Walid al-Moualem said the government could discuss the Kurdish demand once Islamic State of Iraq and the Levant (ISIL) is defeated, state news agency SANA reported, citing an interview with Russia Today.
“This topic is open to negotiation and discussion and when we are done eliminating Daesh [ISIL], we can sit with our Kurdish sons and reach an understanding on a formula for the future,” Moualem said.
The Syrian Kurdish YPG, controls a swathe of northern Syria where the main Kurdish party, the PYD, and its allies have established autonomy since the start of the Syrian war in 2011.
Both groups are considered as terrorist groups by turkey for their ties to the outlawed Kurdistan Workers’ Party (PKK).
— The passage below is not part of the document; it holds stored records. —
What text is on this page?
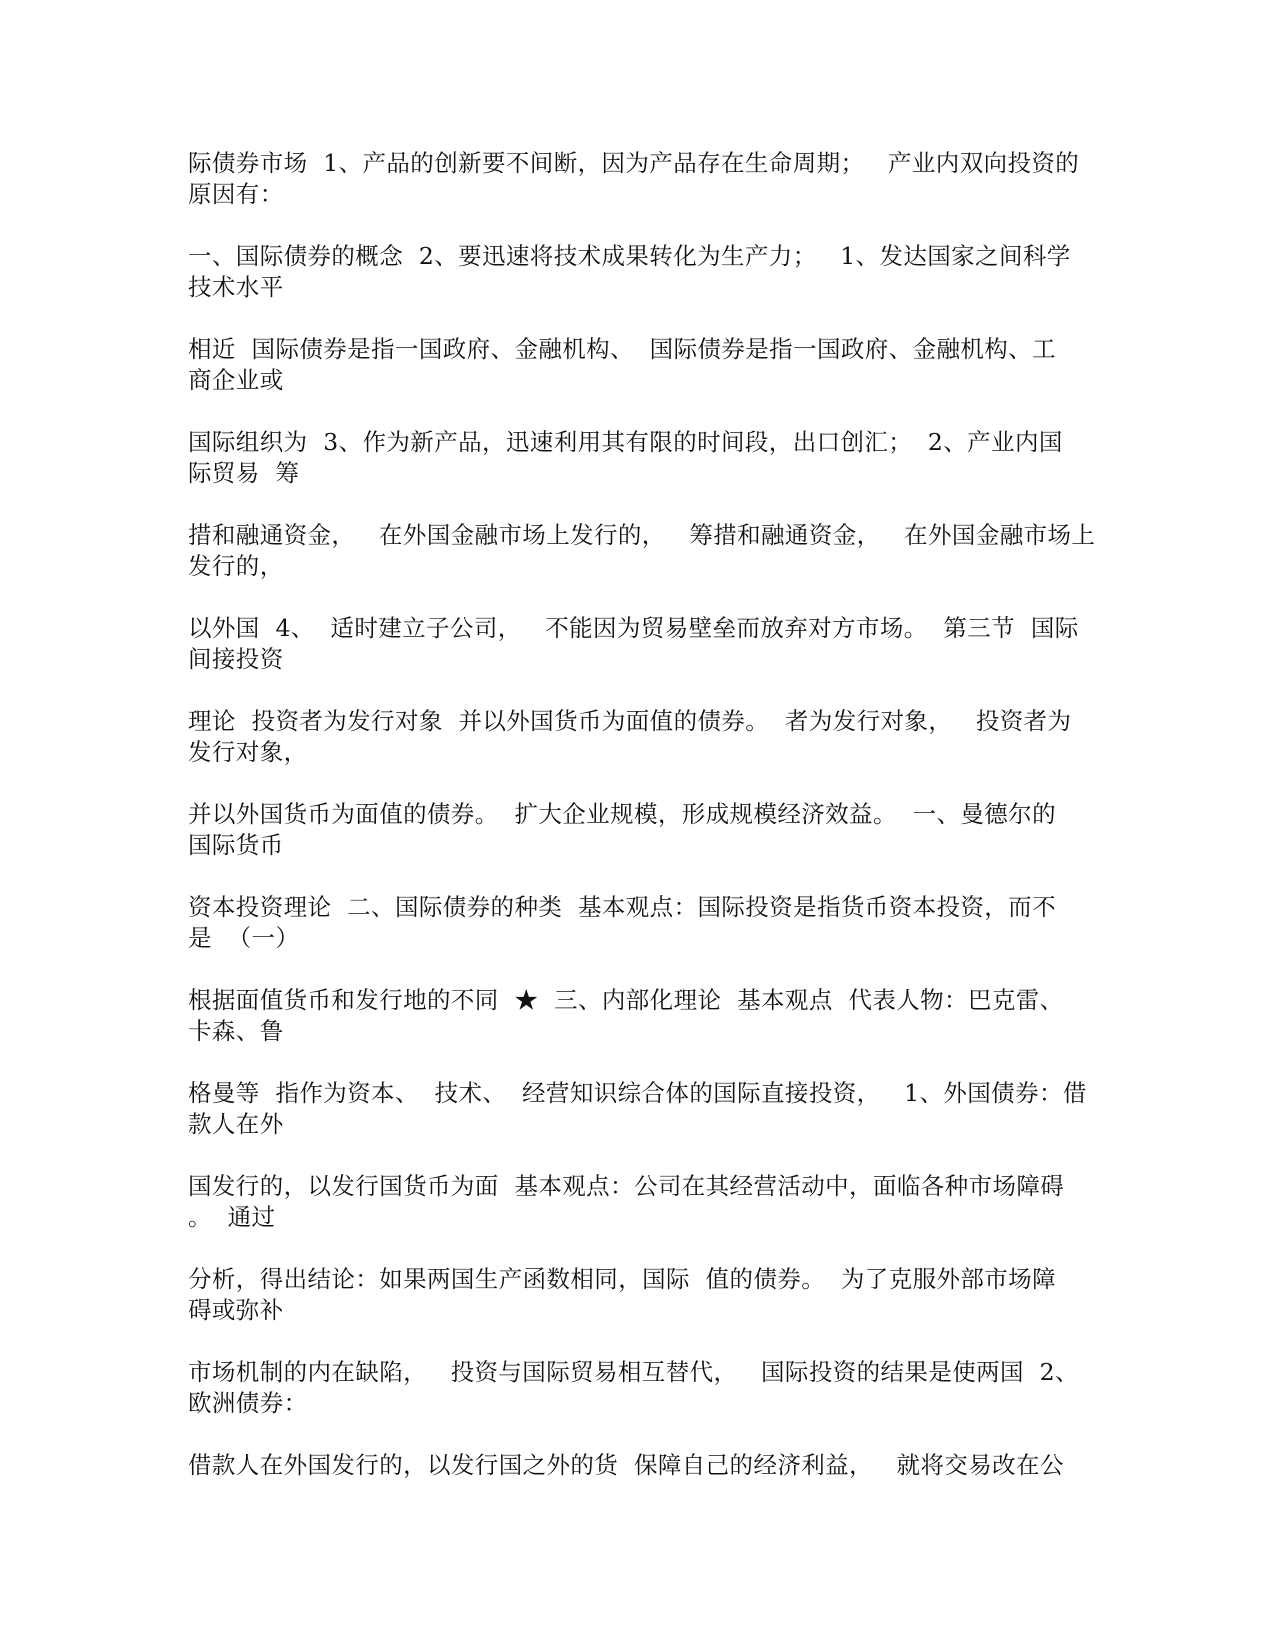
际债券市场  1、产品的创新要不间断，因为产品存在生命周期；   产业内双向投资的
原因有：

一、国际债券的概念  2、要迅速将技术成果转化为生产力；   1、发达国家之间科学
技术水平

相近  国际债券是指一国政府、金融机构、  国际债券是指一国政府、金融机构、工
商企业或

国际组织为  3、作为新产品，迅速利用其有限的时间段，出口创汇；  2、产业内国
际贸易  筹

措和融通资金，   在外国金融市场上发行的，   筹措和融通资金，   在外国金融市场上
发行的，

以外国  4、  适时建立子公司，   不能因为贸易壁垒而放弃对方市场。  第三节  国际
间接投资

理论  投资者为发行对象  并以外国货币为面值的债券。  者为发行对象，   投资者为
发行对象，

并以外国货币为面值的债券。  扩大企业规模，形成规模经济效益。  一、曼德尔的
国际货币

资本投资理论  二、国际债券的种类  基本观点：国际投资是指货币资本投资，而不
是  （一）

根据面值货币和发行地的不同  ★  三、内部化理论  基本观点  代表人物：巴克雷、
卡森、鲁

格曼等  指作为资本、  技术、  经营知识综合体的国际直接投资，   1、外国债券：借
款人在外

国发行的，以发行国货币为面  基本观点：公司在其经营活动中，面临各种市场障碍
。  通过

分析，得出结论：如果两国生产函数相同，国际  值的债券。  为了克服外部市场障
碍或弥补

市场机制的内在缺陷，   投资与国际贸易相互替代，   国际投资的结果是使两国  2、
欧洲债券：

借款人在外国发行的，以发行国之外的货  保障自己的经济利益，   就将交易改在公
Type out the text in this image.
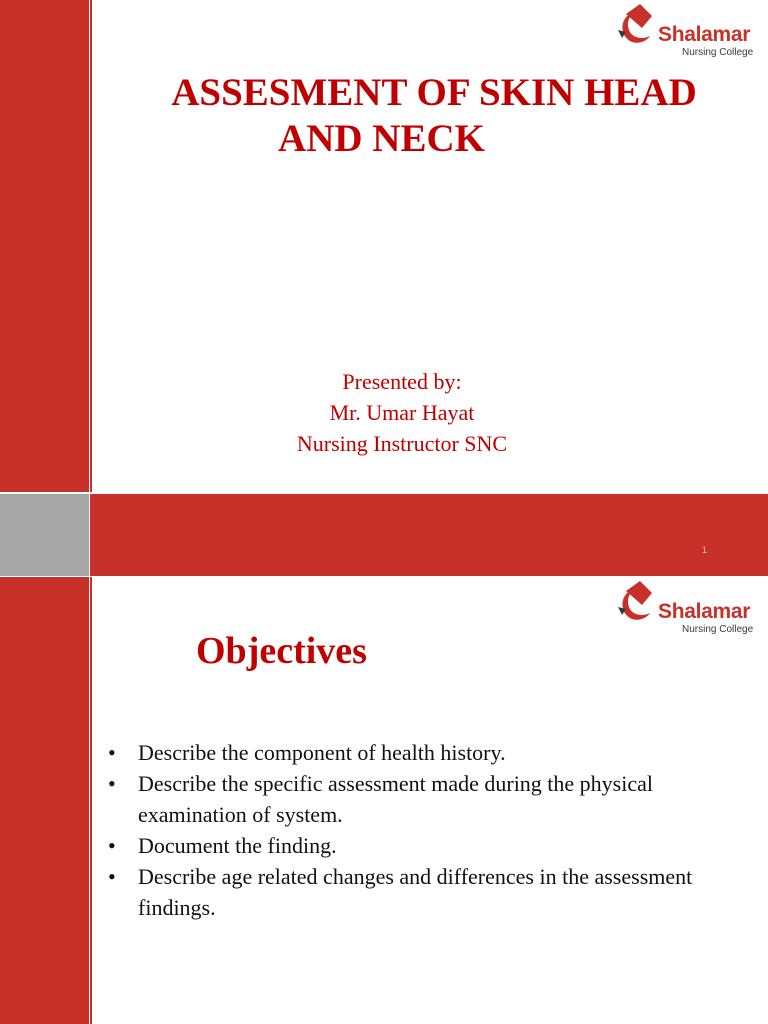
1
Shalamar
Nursing College
ASSESMENT OF SKIN HEAD

AND NECK
Presented by:
Mr. Umar Hayat
Nursing Instructor SNC
Shalamar
Nursing College
Objectives
• Describe the component of health history.
• Describe the specific assessment made during the physical examination of system.
• Document the finding.
• Describe age related changes and differences in the assessment findings.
Syrian Kurds say their aim is to preserve that autonomy as part of a decentralized Syria, and they do not aim to follow the path of Kurds in Iraq who held an independence referendum on Sept. 25.
Moualem reiterated his government’s rejection of that referendum, saying Damascus supported Iraqi unity, but he noted that Syria’s Kurds “want a form of autonomy within the borders of the Syrian Arab Republic.”
Kurdish-led authorities in northern Syria held elections last week to choose local community leaders, the first stage of a three-phase process that will culminate in January with the election of a parliament.
The YPG has been a major partner for the U.S.-led coalition against ISIL in eastern and northern Syria, fighting as part of the Syrian Democratic Forces alliance (SDF).
While the YPG and Damascus have mostly avoided confrontation, tensions have flared as the U.S.-backed SDF and the Russian-backed Syrian army wage separate campaigns against ISIL in Deir ez-Zor province.
The SDF accused the Syrian government and its Russian ally of striking its fighters on Sept. 25, something Moscow denied.
Earlier this year, Moualem characterized the Syrian Kurdish battle against ISIL as legitimate and suggested an accommodation could be reached with the Syrian Kurds. President Bashar al-Assad has vowed to take back the whole of Syria.